A broad stern presented to steep and breaking waves when
approaching shore can result in broaching (turning sideways to the
swell) and swamping or capsizing of the boat. Therefore, surf boats
have a pointed stern and usually a fairly marked sheer.
Surf boat rowing is very popular in Australia and New Zealand and to
a lesser extent South Africa. Usually associated with Surf Life
Saving clubs, surf boat crews are trained in life saving skills as
well as boat handling technique. Powered boats such as inflatable
skiffs and Jet Ski personal watercraft have replaced surf boats as
the primary tools for real world rescue efforts, but surfboat
training and competition remain popular as recreational activities
among both professional rescuers and amateur athletes.
The
Australian form of the sport attracts wide media coverage and is
often featured on mainstream sporting shows in the summer months.

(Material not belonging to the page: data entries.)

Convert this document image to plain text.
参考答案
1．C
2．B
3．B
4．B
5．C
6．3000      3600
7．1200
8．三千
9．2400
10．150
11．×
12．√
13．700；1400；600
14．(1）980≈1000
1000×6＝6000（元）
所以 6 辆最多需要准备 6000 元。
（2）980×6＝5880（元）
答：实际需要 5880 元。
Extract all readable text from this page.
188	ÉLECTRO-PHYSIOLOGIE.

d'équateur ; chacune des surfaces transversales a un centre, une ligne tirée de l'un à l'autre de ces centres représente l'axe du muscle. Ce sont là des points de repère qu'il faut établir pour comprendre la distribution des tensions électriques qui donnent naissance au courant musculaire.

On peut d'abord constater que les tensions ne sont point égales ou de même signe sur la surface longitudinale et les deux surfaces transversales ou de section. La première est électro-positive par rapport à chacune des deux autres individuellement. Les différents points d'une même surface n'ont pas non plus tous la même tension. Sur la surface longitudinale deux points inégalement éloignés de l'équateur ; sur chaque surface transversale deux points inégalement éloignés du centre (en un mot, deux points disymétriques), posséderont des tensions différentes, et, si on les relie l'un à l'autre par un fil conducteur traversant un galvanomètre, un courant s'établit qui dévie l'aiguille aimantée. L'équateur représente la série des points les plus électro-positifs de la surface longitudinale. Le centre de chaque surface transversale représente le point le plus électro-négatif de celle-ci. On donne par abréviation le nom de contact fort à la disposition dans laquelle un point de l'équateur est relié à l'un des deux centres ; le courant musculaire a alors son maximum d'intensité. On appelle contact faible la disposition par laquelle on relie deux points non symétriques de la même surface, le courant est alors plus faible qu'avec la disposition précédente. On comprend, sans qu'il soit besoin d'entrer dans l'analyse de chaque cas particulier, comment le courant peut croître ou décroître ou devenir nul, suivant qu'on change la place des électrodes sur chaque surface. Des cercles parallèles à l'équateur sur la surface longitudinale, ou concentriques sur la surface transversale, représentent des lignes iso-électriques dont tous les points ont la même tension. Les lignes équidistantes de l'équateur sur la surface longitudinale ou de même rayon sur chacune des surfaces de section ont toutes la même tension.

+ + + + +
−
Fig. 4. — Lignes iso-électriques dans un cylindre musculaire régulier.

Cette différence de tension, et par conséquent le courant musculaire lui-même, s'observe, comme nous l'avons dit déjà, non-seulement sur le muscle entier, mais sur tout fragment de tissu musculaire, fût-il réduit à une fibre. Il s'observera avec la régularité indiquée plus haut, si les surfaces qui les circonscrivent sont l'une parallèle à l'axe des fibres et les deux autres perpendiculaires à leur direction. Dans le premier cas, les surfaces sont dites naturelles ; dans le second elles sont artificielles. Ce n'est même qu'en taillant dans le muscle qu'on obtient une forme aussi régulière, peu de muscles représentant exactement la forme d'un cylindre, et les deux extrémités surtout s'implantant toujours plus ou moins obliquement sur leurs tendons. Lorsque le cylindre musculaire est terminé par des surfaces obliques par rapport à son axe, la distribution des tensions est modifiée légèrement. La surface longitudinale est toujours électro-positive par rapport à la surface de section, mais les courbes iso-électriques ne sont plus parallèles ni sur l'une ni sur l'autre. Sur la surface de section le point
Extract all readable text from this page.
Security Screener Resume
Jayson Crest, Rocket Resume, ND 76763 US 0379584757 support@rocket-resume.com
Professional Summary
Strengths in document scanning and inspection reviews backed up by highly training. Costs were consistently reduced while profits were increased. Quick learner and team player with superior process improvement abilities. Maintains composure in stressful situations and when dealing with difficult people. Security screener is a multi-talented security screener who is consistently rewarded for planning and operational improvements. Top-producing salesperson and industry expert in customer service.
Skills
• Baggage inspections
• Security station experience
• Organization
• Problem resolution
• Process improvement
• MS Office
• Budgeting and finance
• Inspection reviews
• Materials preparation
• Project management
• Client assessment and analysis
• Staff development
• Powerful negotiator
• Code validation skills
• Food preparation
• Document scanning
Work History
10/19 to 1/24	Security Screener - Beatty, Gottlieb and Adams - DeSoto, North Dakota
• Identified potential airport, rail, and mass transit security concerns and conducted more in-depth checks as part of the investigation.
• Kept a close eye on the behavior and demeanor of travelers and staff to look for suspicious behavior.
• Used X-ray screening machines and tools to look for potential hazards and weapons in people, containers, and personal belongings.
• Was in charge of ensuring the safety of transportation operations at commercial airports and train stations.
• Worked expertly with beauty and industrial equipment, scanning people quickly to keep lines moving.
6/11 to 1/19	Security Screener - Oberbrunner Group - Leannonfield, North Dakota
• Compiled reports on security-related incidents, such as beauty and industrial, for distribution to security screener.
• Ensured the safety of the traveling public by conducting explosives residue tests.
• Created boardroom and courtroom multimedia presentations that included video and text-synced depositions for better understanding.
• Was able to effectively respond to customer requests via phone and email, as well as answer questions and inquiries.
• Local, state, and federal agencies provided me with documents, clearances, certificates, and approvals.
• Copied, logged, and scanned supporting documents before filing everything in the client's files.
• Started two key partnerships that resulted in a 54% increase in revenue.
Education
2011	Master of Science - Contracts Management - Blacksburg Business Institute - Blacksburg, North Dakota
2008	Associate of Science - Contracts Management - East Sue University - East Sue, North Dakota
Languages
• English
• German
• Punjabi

Surf boats are 4 oared vessels with pointed bow and sterns. The boat
is steered by a fifth crewperson called the sweep who stands in the
stern and uses an oar as a rudder to help control the direction of
the boat. During competition surf crews race head to head, starting
on the beach and rowing out through the surf, into open water and
around a designated set of turning buoys (often referred to as
cans).
On rounding the final can, the crews then race back to the
beach. As the boat nears the beach the crew attempts to catch a
cresting wave and surf all the way in to shore, raising the oars
from the water while the sweep steers the boat to keep it upright
and on the face of the wave. Surf boat races are conducted on a
weekly basis through out the Australian summer. Hundreds of boat
crews take part.
Until the 1950s, the most widely-known surfboats were those of
Accra, Ghana. Until a port was built, commercial cargoes were landed
through the surf by very skillful boatmen with strong arms and
equally strong nerve.
The best-known exception to this double-ended nature of surf boats,
is the coble of north-eastern England. Here, the broaching problem
was resolved by beaching stern first. The run (the after part of the
bottom) was broad, flat and straight so that once the boat had
beached, it remained upright.
However beaching the boat was a
special skill which involved unshipping the rudder at the right
moment. Because they do not fit the usual double-ended pattern,
cobles are not normally called surf boats.